Hello,
I installed Ubuntu a few months ago on my work laptop and I’ve been running and loving it since.
However, I am used to VsCode, so this is what I am using in Ubuntu as well.
So I am curious, what kind of coding so you do? And what is your workflow.
I am an embedded firware developper and mainly use C. I am cross compiling my code in VsCode for a FPGA from Xilinx (dual core arm + PL)
Never dove into make files and cmake more than what I needed in the past, but I had an opportunity to learn CMake and build a project from it.
So my workflow is :
- Code in VsCode
- Build in CMake
- Transfer the app through scp on the target with a custom script (target is running petalinux, which is yocto + Xilinx recipes)
- Use gdb server to debug the code.
It’s a pretty simple workflow, but I’d like to know what you guys are running so that I can maybe upgrade my workflow.

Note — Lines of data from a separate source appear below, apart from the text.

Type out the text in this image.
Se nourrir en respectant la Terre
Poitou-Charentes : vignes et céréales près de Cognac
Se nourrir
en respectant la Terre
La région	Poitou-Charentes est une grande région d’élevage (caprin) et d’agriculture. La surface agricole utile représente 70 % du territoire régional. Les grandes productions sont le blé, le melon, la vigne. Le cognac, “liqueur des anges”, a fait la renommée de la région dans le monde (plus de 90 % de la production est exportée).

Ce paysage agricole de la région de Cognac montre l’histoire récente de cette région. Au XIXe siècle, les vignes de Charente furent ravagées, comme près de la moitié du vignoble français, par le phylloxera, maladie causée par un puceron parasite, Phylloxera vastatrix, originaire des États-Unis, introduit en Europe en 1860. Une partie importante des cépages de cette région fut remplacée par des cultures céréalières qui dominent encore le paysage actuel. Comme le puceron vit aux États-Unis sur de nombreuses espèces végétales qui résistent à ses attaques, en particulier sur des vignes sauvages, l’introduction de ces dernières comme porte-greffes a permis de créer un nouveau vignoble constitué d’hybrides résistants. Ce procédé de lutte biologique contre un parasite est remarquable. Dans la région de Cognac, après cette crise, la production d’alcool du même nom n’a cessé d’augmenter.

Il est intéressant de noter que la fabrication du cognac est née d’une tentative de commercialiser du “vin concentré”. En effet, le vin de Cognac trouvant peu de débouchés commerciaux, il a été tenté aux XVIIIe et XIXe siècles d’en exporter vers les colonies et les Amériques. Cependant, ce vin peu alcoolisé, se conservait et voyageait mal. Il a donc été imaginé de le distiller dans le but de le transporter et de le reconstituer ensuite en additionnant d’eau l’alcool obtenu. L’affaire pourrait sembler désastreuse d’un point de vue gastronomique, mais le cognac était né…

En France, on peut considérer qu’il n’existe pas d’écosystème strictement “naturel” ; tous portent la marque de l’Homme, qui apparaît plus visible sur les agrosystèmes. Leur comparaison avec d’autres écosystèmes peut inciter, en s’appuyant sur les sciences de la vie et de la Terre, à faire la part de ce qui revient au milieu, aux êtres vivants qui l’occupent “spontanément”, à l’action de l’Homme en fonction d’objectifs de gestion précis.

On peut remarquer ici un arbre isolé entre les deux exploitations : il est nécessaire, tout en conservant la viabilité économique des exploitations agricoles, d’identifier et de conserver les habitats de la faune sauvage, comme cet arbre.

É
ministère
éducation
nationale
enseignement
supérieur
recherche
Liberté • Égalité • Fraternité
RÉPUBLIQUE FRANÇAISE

I usually hack stuff together with vim and tmux (I know, it’s redundant but Ctrl b is just a reflex at this point) when on a remote machine, but I use vscode at work and recently discovered the remote mode for Linux development… It’s pretty awesome, like not anything you can’t set up with vim or emacs, but it’s seamless remote development if you already like to use vscode
I would like to do remote dev directly on the target, but it only has64Mb qspi Flash and 512Mb of RAM, so I can’t install any modern development tools without exploding my 64Mb.

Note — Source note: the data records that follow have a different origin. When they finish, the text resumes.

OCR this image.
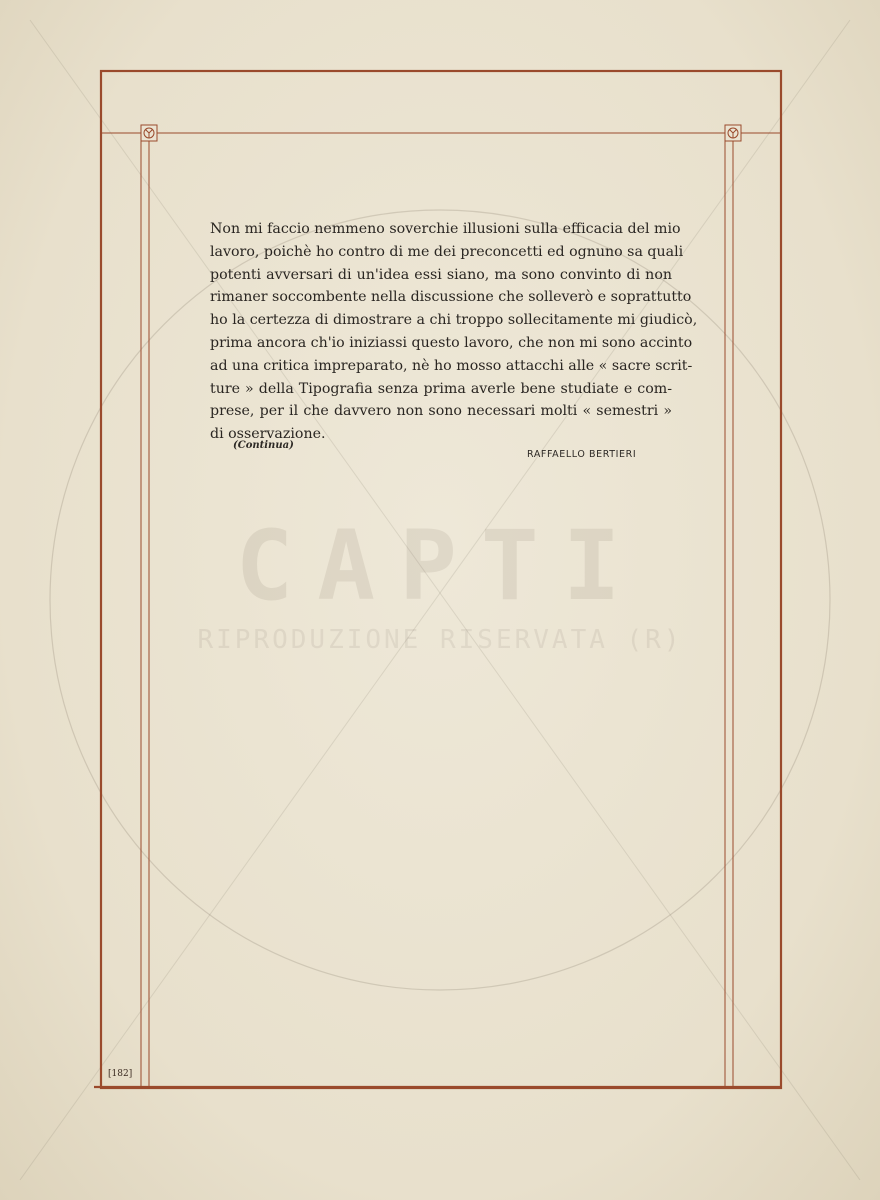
CAPTI
RIPRODUZIONE RISERVATA (R)

Non mi faccio nemmeno soverchie illusioni sulla efficacia del mio
lavoro, poichè ho contro di me dei preconcetti ed ognuno sa quali
potenti avversari di un'idea essi siano, ma sono convinto di non
rimaner soccombente nella discussione che solleverò e soprattutto
ho la certezza di dimostrare a chi troppo sollecitamente mi giudicò,
prima ancora ch'io iniziassi questo lavoro, che non mi sono accinto
ad una critica impreparato, nè ho mosso attacchi alle « sacre scrit-
ture » della Tipografia senza prima averle bene studiate e com-
prese, per il che davvero non sono necessari molti « semestri »
di osservazione.

(Continua)
RAFFAELLO BERTIERI
[182]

I cross compile with arm-linux-gnueabihf-gcc so I at least don’t need to use the awful Xilinx IDE.
Since we’re not sure yet if we will keep our current hardware for 1.0, but not tying my project to a vendor tools, I can easily switch my custom scripts for the new hardware.
Hmm are you compiling code? Sounds like the kind of platform that shouldn’t host its own build tools. For that kind of setup I would consider building a remote dev box that can push to / debug the target platform? Maybe even control power to reset the dev board.
I cross compile then push the program through a scp and start gdb-server with a script.
The remote dev box is a good idea because I can use any computer to access it and still be able to push code. I will look into it.